Cuando me dispongo ante el ordenador para dejar que me vengan las palabras, aparecen ante mí los rostros de Osama y su pequeño y, con ellos, esas imágenes que nos han acompañado dolorosamente en este tiempo de miles de seres humanos sumergidos en un anonimato solamente alumbrado por enormes desgracias, hasta que sus nombres y sus historias tocan nuestro corazón para despertarlo y casi no podemos creer lo que está ocurriendo. Entonces de nosotros emerge lo peor y lo mejor: la patada y el abrazo. De pronto caemos en la cuenta de que el techo, la comida, el caminar seguros por la calle, el poder dormir tranquilos, el no temer por las vidas de los que queremos… todo lo que cada día nos parece normal, y quizás ni agradecemos, se convierte para una gran mayoría en su principal anhelo.
“Antes, encontraba a Dios en la naturaleza, en el silencio y en la armonía. Pero con el tiempo, he tenido la gracia de descubrir a Dios donde parece que no está. Allí donde hay miseria, violencia, pobreza…. donde hay un gran vacío. Pues cuanto más grande es el vacío, más grande es el Amor de Dios que llena ese vacío”. Quien expresa esto es una hermana italiana, Paola, que tras dos años en el Congo, trabajando en los campos de refugiados con JRS (Jesuits Refugees Service), comienza este mes una nueva experiencia en Sicilia con los migrantes, en una comunidad internacional e intercongregacional promovida por la UISG. Agradezco saber que estará allí, junto con otras hermanas de Francia y de Polonia.

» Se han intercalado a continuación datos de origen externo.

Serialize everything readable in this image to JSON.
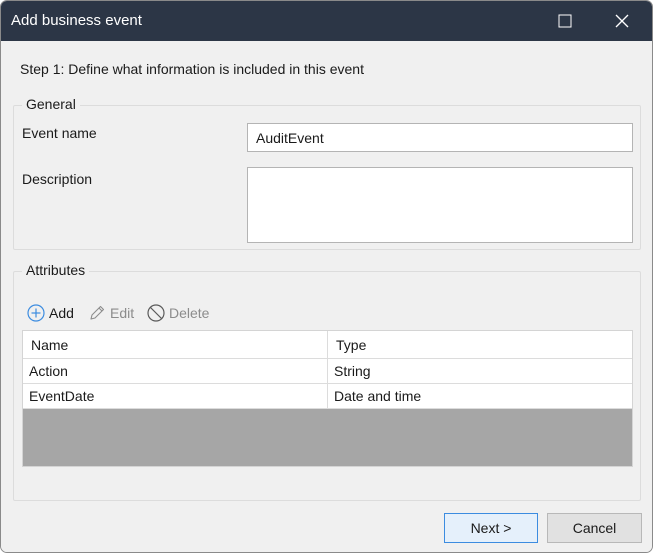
{
  "window": {
    "title": "Add business event"
  },
  "step_text": "Step 1: Define what information is included in this event",
  "general": {
    "legend": "General",
    "event_name_label": "Event name",
    "event_name_value": "AuditEvent",
    "description_label": "Description",
    "description_value": ""
  },
  "attributes": {
    "legend": "Attributes",
    "toolbar": {
      "add_label": "Add",
      "edit_label": "Edit",
      "delete_label": "Delete"
    },
    "columns": [
      "Name",
      "Type"
    ],
    "rows": [
      {
        "name": "Action",
        "type": "String"
      },
      {
        "name": "EventDate",
        "type": "Date and time"
      }
    ]
  },
  "footer": {
    "next_label": "Next >",
    "cancel_label": "Cancel"
  },
  "icons": {
    "add": "plus-circle-icon",
    "edit": "pencil-icon",
    "delete": "prohibited-icon",
    "maximize": "maximize-icon",
    "close": "close-icon"
  },
  "colors": {
    "titlebar": "#2c3646",
    "accent": "#3c8ce0",
    "dialog_bg": "#f0f0f0",
    "grid_empty": "#a6a6a6"
  }
}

Muchos de nosotros tendremos la sensación de no hacer nada en lo concreto, después de lo que está ocurriendo seguiremos en nuestros lugares de misión, en nuestras rutinas cotidianas… pero algo tiene que ser transformado en nosotros, algo que nos ponga de rodillas, que abra nuestras fronteras interiores, que nos deje más agradecidos y expuestos, más doloridos, más felices cuando los vemos sonreír… El impacto de estos rostros no puede ser en vano.
Me compartía una amiga que le acompañaba la imagen de una película: “La historia de Marie Heurtin”. El modo que tiene la protagonista sordo-ciega de reconocer a los que están a su alrededor es palpándoles la cara: “así siento que hace Dios conmigo: palpa mi cara, mis contornos, mis aristas, mis huecos… para que en ese reconocerme de Dios pueda yo reconocerme a mí misma. Lo hace con delicadeza, como cuando se toca a alguien herido o asustado”. Siento que así también nos palpa Dios en nuestras cegueras para humanizarnos, a través del pequeño Aylan y de tantos pequeños y olvidados que buscan únicamente la vida. ¡Perdónanos, Señor, y ayúdanos a ayudarles!